Auf bis zu einer Milliarde Euro könnte sich die Investition für eine Großanlage belaufen, die auf einer etwa einen Quadratkilometer großen Fläche hinter dem Technikum entstehen und Mitte des kommenden Jahrzehnts in Betrieb gehen könnte. Dr Markus Oles, bei Thyssenkrupp verantwortlich für Strategie und nachhaltige Projekte, bestätigte diese Planung. „Vor unserem geistigen Auge ist die Anlage schon fertig“, sagt Prof. Dr. Robert Schlögl. Der Direktor des Mülheimer Max-Planck-Instituts für chemische Energiekonversion war schon an den vierjährigen Vorbereitungen für das Projekt maßgeblich beteiligt.

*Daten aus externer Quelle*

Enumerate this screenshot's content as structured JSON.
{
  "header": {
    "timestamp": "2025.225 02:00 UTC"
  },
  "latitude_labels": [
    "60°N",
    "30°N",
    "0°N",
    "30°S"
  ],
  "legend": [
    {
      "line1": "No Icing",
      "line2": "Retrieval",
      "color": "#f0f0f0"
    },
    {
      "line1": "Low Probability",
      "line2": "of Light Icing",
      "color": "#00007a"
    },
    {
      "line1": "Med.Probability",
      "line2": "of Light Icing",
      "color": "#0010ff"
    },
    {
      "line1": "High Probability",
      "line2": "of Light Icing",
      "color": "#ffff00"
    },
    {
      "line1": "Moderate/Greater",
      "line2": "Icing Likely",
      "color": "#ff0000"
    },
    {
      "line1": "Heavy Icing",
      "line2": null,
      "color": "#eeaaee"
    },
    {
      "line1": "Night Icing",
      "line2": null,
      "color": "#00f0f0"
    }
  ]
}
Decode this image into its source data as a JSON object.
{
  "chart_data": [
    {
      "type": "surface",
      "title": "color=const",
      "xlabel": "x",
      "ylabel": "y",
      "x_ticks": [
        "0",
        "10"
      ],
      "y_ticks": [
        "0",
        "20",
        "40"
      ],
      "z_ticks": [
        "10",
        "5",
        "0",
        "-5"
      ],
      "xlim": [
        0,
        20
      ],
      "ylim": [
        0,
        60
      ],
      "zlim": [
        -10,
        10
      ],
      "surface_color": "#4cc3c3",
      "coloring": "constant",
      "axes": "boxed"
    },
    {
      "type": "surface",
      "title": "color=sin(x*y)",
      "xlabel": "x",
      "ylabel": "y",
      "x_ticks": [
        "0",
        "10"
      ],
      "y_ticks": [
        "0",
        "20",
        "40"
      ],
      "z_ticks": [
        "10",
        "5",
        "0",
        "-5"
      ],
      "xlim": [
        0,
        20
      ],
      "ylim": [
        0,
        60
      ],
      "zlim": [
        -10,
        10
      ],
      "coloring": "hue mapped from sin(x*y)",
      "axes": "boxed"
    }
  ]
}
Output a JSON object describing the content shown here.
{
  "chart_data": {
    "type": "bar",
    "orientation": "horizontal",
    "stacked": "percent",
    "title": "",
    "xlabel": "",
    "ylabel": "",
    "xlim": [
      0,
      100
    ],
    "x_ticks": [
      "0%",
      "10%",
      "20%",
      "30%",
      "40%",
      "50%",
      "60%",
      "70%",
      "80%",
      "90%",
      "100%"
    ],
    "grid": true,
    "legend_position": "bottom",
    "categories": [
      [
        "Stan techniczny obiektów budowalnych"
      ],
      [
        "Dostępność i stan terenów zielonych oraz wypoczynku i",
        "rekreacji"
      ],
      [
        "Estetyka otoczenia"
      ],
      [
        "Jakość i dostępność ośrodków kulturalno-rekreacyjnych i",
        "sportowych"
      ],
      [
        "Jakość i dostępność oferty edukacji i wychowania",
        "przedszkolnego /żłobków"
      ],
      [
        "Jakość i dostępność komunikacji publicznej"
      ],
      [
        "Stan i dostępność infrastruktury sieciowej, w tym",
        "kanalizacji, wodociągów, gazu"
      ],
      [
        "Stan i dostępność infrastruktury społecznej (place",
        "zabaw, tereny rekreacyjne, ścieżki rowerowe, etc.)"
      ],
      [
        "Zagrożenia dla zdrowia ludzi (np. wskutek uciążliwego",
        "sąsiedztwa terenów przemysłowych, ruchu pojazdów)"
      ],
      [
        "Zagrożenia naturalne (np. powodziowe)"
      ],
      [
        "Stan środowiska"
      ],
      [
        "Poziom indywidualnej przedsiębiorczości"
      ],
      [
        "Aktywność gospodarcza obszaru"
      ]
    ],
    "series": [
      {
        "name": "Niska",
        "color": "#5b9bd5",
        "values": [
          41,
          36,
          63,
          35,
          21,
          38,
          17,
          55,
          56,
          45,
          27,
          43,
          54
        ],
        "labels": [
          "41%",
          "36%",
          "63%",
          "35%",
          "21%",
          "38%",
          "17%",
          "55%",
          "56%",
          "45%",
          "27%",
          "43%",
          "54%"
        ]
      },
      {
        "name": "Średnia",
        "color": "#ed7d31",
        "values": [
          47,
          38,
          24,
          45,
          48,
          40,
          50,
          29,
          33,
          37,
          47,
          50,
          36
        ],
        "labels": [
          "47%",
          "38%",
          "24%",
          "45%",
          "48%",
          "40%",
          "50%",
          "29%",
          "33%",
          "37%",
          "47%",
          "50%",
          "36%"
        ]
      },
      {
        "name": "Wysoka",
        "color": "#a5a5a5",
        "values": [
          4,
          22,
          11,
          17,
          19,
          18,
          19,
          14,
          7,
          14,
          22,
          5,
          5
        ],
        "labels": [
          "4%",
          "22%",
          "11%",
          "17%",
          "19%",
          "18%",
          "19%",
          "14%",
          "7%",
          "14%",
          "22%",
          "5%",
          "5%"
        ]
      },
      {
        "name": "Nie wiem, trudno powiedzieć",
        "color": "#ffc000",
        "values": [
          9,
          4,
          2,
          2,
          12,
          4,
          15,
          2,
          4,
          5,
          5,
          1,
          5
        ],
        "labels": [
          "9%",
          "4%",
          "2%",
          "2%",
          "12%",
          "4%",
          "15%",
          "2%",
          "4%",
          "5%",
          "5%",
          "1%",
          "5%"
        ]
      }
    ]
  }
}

Treibstoff für Elektrofahrzeuge

Der Chemiker sieht vor allem im Oxymethylenäther (OME), der aus dem Hüttengas gewonnen wird, großes Potenzial. „Damit könnte in Elektro-Fahrzeugen ein Generator angetrieben werden, der die Batterie lädt“, erläutert Schlögl. Das sei in jedem Fall wirtschaftlicher als die Stromversorgung über Ladestationen. Der Wissenschaftler verweist auf China, wo OME bereits in tausenden von Fahrzeugen eingesetzt werden. „Dort wird der Treibstoff allerings aus Kohle gewonnen.“ Sicher kein Zufall, dass auch eine chinesische Delegation zu Gast bei der Präsentation war.

Carbon2Chem nennt Vorstandschef Kerkhoff „eine Durchbruchtechnologie“, möglich gemacht durch die Zusammenarbeit von insgesamt 17 Partnern aus verschiedenen Konzernsparten sowie der Grundlagen- und Anwendungsforschung. Die Entwicklung von Technologie für Klimaschutz und Energiewende soll für Thyssenkrupp ein Gewinnbringer der Zukunft sein, erklärte Konzernvorstand Donatus Kaufmann: „Auf weltweit mehr als 50 Stahlwerke ist die hier entwickelte Lösung eins zu eins übertragbar.“ Gleiches gilt für Zementfabriken, bei denen ungleich mehr CO2 anfällt, als bei der Stahlproduktion. Zur Beseitigung der enorm klimaschädlichen Lachgasemissionen in der Düngemittelproduktionen habe Thyssenkrupp bereits mehr als 30 Anlagen verkauft, berichtete Kaufmann. „Der Export von Technologie ist der größte Hebel für Deutschland, um zum weltweiten Klimaschutz beizutragen“, lobte Forschungsministerin Anja Karliczek.

>>>PROZESSE UND PRODUKTE

Hüttengas, das in Hochöfen und Stahlwerken anfällt, enthält Kohlenstoff in Gestalt von Kohlenmonoxid und Kohlendioxid. Der zur Produktion von Synthesegas benötigte Wasserstoff wird per Elektrolyse aus erneuerbaren Stromquellen hergestellt.

Die chemischen Endprodukte sind Methanol als Treibstoff und Ammoniak als Kunstdünger-Basis. Synthesegas, das in der chemischen Industrie aus fossilen Rohstoffen hergestellt wird, kann dort auch für die Kunststoff-Produktion verwendet werden.